What is involved is an attempt to crush the workers’ state in Russia and the colonization of the Ukraine. To this end the French bourgeoisie is prepared to talk business, even to consider the question of the Saar.

It is generally known that such a direction of Nazi foreign aggression is more immediate than a war against France. It is known that in such a case, the aid of other powers, financial and otherwise, is imperative for Germany. A representative French paper writes:

“We cannot understand why anyone should unreasonably remain attached to a type of procedure and international mechanism which has missed its aim, Hitler’s appeal has created a new situation. In a new fashion conversation seems possible.” – Le Jour, October 17.
 

French Munitions for Germany

France is preparing to bow before the inevitable and to try for new gains, new advantages on a different basis. From the appearance of things, the new French orientation already has taken roots. The French firm of munition manufacturers, Schneider-Creusot, was recently accused of furnishing 400 tanks to Hitlerite Germany. In replying to the accusation, the company makes a denial of the specific charge, but not of the general one. More interesting is its reference to relations with the French government:

“The company does not export war material without government authorization. That regulation is still in effect.” The statement of the blood-stained war manufacturers then goes on to accuse those campaigning thus against it, of harming the “pacific policy of France”!

It is common knowledge in Europe that Hitler has been rearming secretly for some time. It is also common knowledge that the Quai D’Orsay is well aware of this fact. Now tne munition manufacturers of France itself indirectly confirm shipment of arms to Germany with government knowledge. The new turn has gone far already.
 

German-Japanese Plans in Anti-Soviet Front

On top of the above, reports have been abundant of a German-Japanese plan of cooperation. The purpose of it is unmistakable. The documents published recently by the Soviet press from the dossiers of Japanese secret diplomacy are enlightening enough. Now comes a report from Mukden of a loan of $60,000,000 to be made by France to Manchukuo, Japan’s outpost for anti-Soviet aggression:

“Preliminary negotiations”, says the report, “have been concluded between President Hatta of the South Manchurian Railway and Andre d’Olivier, a representative of French capitalists”. – N.Y. Times, October 18, 1933.

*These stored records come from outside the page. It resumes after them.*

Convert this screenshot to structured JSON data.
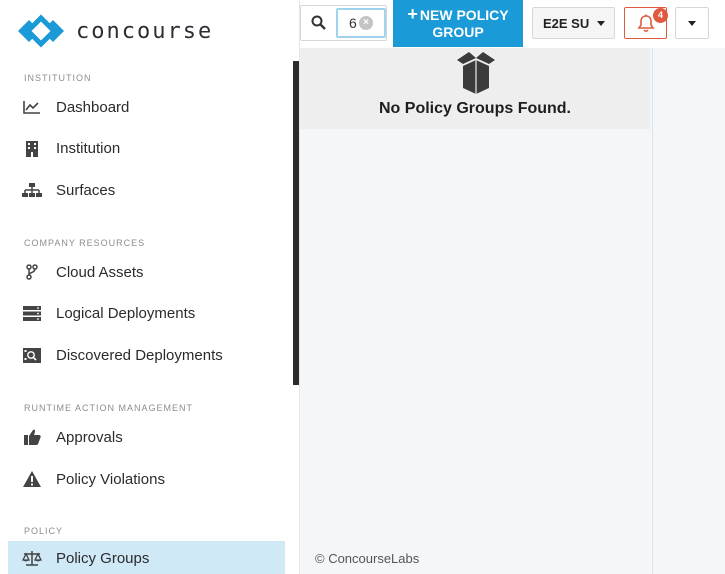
{
  "brand": {
    "name": "concourse"
  },
  "sidebar": {
    "sections": [
      {
        "label": "INSTITUTION"
      },
      {
        "label": "COMPANY RESOURCES"
      },
      {
        "label": "RUNTIME ACTION MANAGEMENT"
      },
      {
        "label": "POLICY"
      }
    ],
    "items": [
      {
        "label": "Dashboard",
        "icon": "line-chart-icon"
      },
      {
        "label": "Institution",
        "icon": "building-icon"
      },
      {
        "label": "Surfaces",
        "icon": "sitemap-icon"
      },
      {
        "label": "Cloud Assets",
        "icon": "code-fork-icon"
      },
      {
        "label": "Logical Deployments",
        "icon": "server-icon"
      },
      {
        "label": "Discovered Deployments",
        "icon": "discovered-server-icon"
      },
      {
        "label": "Approvals",
        "icon": "thumbs-up-icon"
      },
      {
        "label": "Policy Violations",
        "icon": "warning-icon"
      },
      {
        "label": "Policy Groups",
        "icon": "balance-scale-icon",
        "active": true
      }
    ]
  },
  "topbar": {
    "search_value": "6",
    "new_button_line1": "NEW POLICY",
    "new_button_line2": "GROUP",
    "org_selected": "E2E SU",
    "notification_count": "4"
  },
  "main": {
    "empty_message": "No Policy Groups Found.",
    "footer": "© ConcourseLabs"
  },
  "colors": {
    "accent": "#1a9ad6",
    "active_nav": "#cfe9f7",
    "alert": "#e05a3f"
  }
}
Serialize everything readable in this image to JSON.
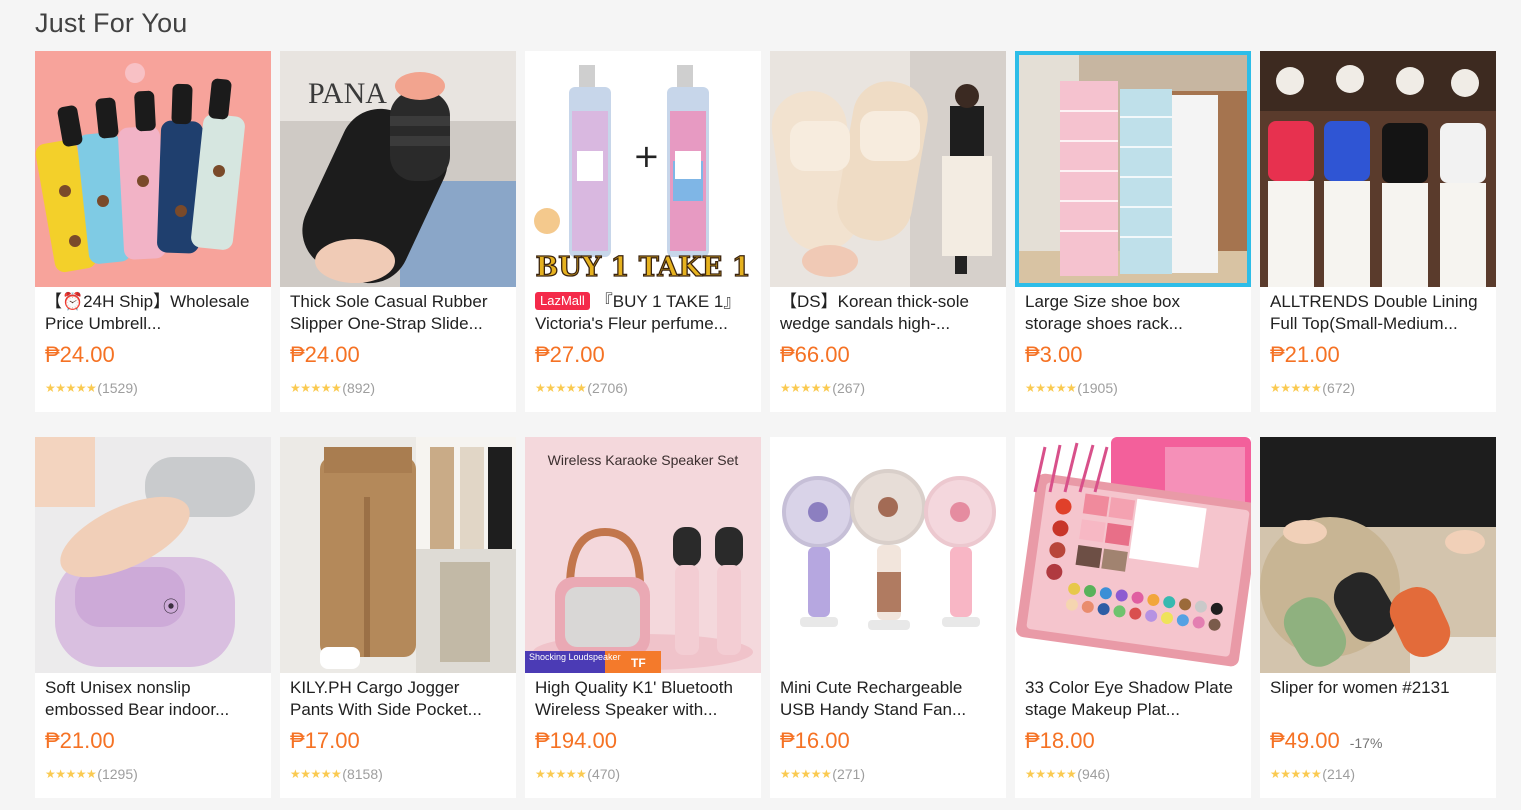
{
  "section": {
    "title": "Just For You"
  },
  "products": [
    {
      "title": "【⏰24H Ship】Wholesale Price Umbrell...",
      "price": "₱24.00",
      "reviews": "(1529)"
    },
    {
      "title": "Thick Sole Casual Rubber Slipper One-Strap Slide...",
      "price": "₱24.00",
      "reviews": "(892)"
    },
    {
      "badge": "LazMall",
      "title": "『BUY 1 TAKE 1』Victoria's Fleur perfume...",
      "price": "₱27.00",
      "reviews": "(2706)",
      "image_text": "BUY 1 TAKE 1"
    },
    {
      "title": "【DS】Korean thick-sole wedge sandals high-...",
      "price": "₱66.00",
      "reviews": "(267)"
    },
    {
      "title": "Large Size shoe box storage shoes rack...",
      "price": "₱3.00",
      "reviews": "(1905)"
    },
    {
      "title": "ALLTRENDS Double Lining Full Top(Small-Medium...",
      "price": "₱21.00",
      "reviews": "(672)"
    },
    {
      "title": "Soft Unisex nonslip embossed Bear indoor...",
      "price": "₱21.00",
      "reviews": "(1295)"
    },
    {
      "title": "KILY.PH Cargo Jogger Pants With Side Pocket...",
      "price": "₱17.00",
      "reviews": "(8158)"
    },
    {
      "title": "High Quality K1' Bluetooth Wireless Speaker with...",
      "price": "₱194.00",
      "reviews": "(470)",
      "image_text": "Wireless Karaoke Speaker Set",
      "image_tag": "Shocking Loudspeaker",
      "image_tag2": "TF"
    },
    {
      "title": "Mini Cute Rechargeable USB Handy Stand Fan...",
      "price": "₱16.00",
      "reviews": "(271)"
    },
    {
      "title": "33 Color Eye Shadow Plate stage Makeup Plat...",
      "price": "₱18.00",
      "reviews": "(946)"
    },
    {
      "title": "Sliper for women #2131",
      "price": "₱49.00",
      "discount": "-17%",
      "reviews": "(214)"
    }
  ],
  "colors": {
    "price": "#f57224",
    "star": "#faca51",
    "lazmall": "#f42a4a"
  },
  "icons": {
    "star": "★"
  }
}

The anti-Soviet front is forming fast.

In the face of these developments, the futility and the criminal self-deception of the Stalinist “Non-Aggression Pacts” becomes remarkably obvious. A real defense of the Soviet Union is imperatively necessary. The stupid quasi-practical policy of the Stalin regime in foreign affairs is due for a collapse. A realistic appraisal of the conditions in the Soviet Union, a corresponding raising of the standards of living of the workers and a strengthening of the alliance between the working class and the peasantry is just as necessary as a reversal of the foreign policy. The Soviet bureaucracy is incapable of accomplishing either one of these tasks. It prepares the road for Thermidorian reaction. That has been shown by the entire past.
 

The International Workers’ Front

The preparation for a resistance on the part of the international working class to the imperialist war plans likewise depends upon a rejection of the policy of the Stalinists. No “Anti-War Congresses” composed of pompous intellectuals, without a stable social basis and impotent because of their individual isolation, will ever serve to weld the proletarian front against imperialist war and attack on workers’ Russia. The Einsteins, the Dreisers, the Upton Sinclairs and Sherwood Andersons are already deserting the Stalinist Banner. Only the united front of workers’ organization, from top to the bottom, can accomplish this task. To achieve this, the Communists must go to the masses, entrench themselves in all organizations in which workers gather en masse. Both the preparation against attack inside of the Soviet Union as well as against imperialist war in all the capitalist countries demands the support of the line of policy of the Bolshevik-Leninists.

Time is short and events are moving fast. The Bolshevik-Leninists must live up to their task.